I wake up; men with beaver fur caps sit, hugging their muskets. This is even more unsettling. One man brings a silver flask to his lips; the flask reflects light from the window outside. These people were more rural than the people who joined who left the station from New York with me. I must've slept through the stop because I don't remember these people getting on the train. I can feel the ticking of my pocket watch in my jacket; what is the time? I grab the silver watch and check the time, only three o'clock. I stare out the window once again, some time has passed since the last time.

The land outside the train is a barren almost wasteland of red-orange sand and odd rock formations that jut out of the sand. Nobody else seems to be unsettled by it, but if the train was to breakdown now, no one would know. The train powers forward to a mountain range; the whistle sounds as we get closer. A tunnel coats the train in total darkness blocking out all light. The average speed is around twenty miles per hour and in no time we are into a new landscape.

Black smoke billows out of the railway engine cart. The conductor has been been hard at work stuffing the pit full of wood to power the train. Every once and a while he appears and is coated in black oil smudges and sweat. I sit reading the magazine I have on beekeeping; I heard there were better seasons in the west. The east coast experiences cold, harsh winter seasons which is foreing to the west. Outside grassy plains are littered with abandon teepees from indians. We took their land. I hold my suitcase closer to my chest; I look at my watch yet again, how far are we from the final train station?
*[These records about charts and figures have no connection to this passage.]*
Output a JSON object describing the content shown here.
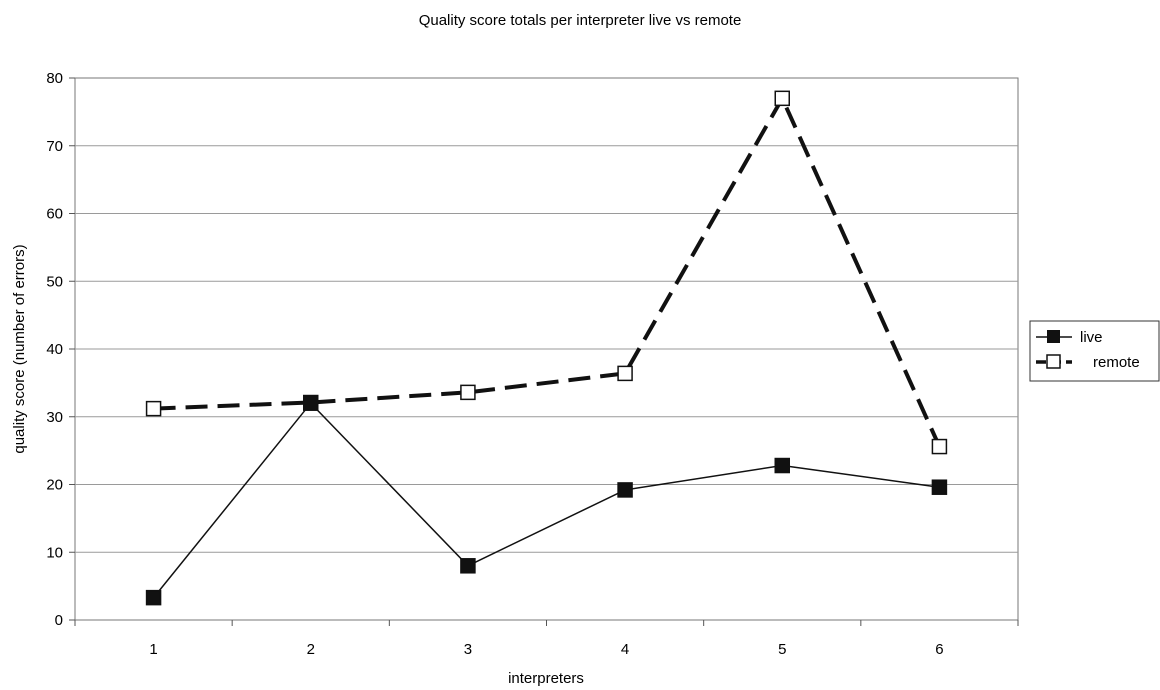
{
  "chart_data": {
    "type": "line",
    "title": "Quality score totals per interpreter live vs remote",
    "xlabel": "interpreters",
    "ylabel": "quality score (number of errors)",
    "categories": [
      "1",
      "2",
      "3",
      "4",
      "5",
      "6"
    ],
    "ylim": [
      0,
      80
    ],
    "yticks": [
      0,
      10,
      20,
      30,
      40,
      50,
      60,
      70,
      80
    ],
    "grid": true,
    "legend_position": "right",
    "series": [
      {
        "name": "live",
        "values": [
          3.3,
          32.0,
          8.0,
          19.2,
          22.8,
          19.6
        ],
        "line_style": "solid",
        "marker": "filled-square",
        "color": "#111111"
      },
      {
        "name": "remote",
        "values": [
          31.2,
          32.1,
          33.6,
          36.4,
          77.0,
          25.6
        ],
        "line_style": "dashed",
        "marker": "open-square",
        "color": "#111111"
      }
    ]
  }
}
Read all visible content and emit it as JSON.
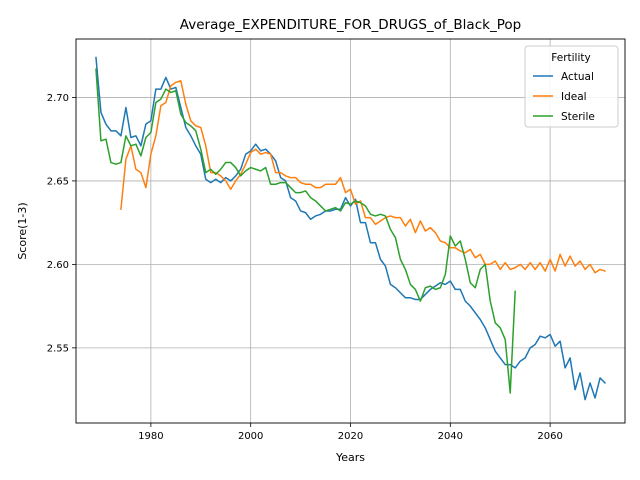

There has been so many people getting on and off the train that if we stop one more time; the squeaking lantern stop momentarily. Everyone on the train stands up and starts moving for the door. I am the only person left sitting in the same spot for what seemed like days. I shift my weight and stretch because the uncomfortable wooden seats have caused my back to ache.

New passengers board the train filling in the vacant seats; I wonder, are they aware of how long they will be stuck here for? I doubt it. This is new technology; it's advanced. I lean back and grab my cards, solitaire will waste some more time. The door swings open an ominous man in a long black trench coat sits in the seat across from me. Why couldn't he sit somewhere else? He studies my hands and how I shuffle. Mind your own business.

He slides some money unto my suitcase, "Know poker?" His invitation is enticing, but I've been down this road, however one game won't hurt. Right? I deal the cards. The conductor gives a final call. The whistle sounds, and the lantern above me starts to creek again. He doesn't look like he is that good. it's definitely just an act, yet again I'm not judgemental... just observant.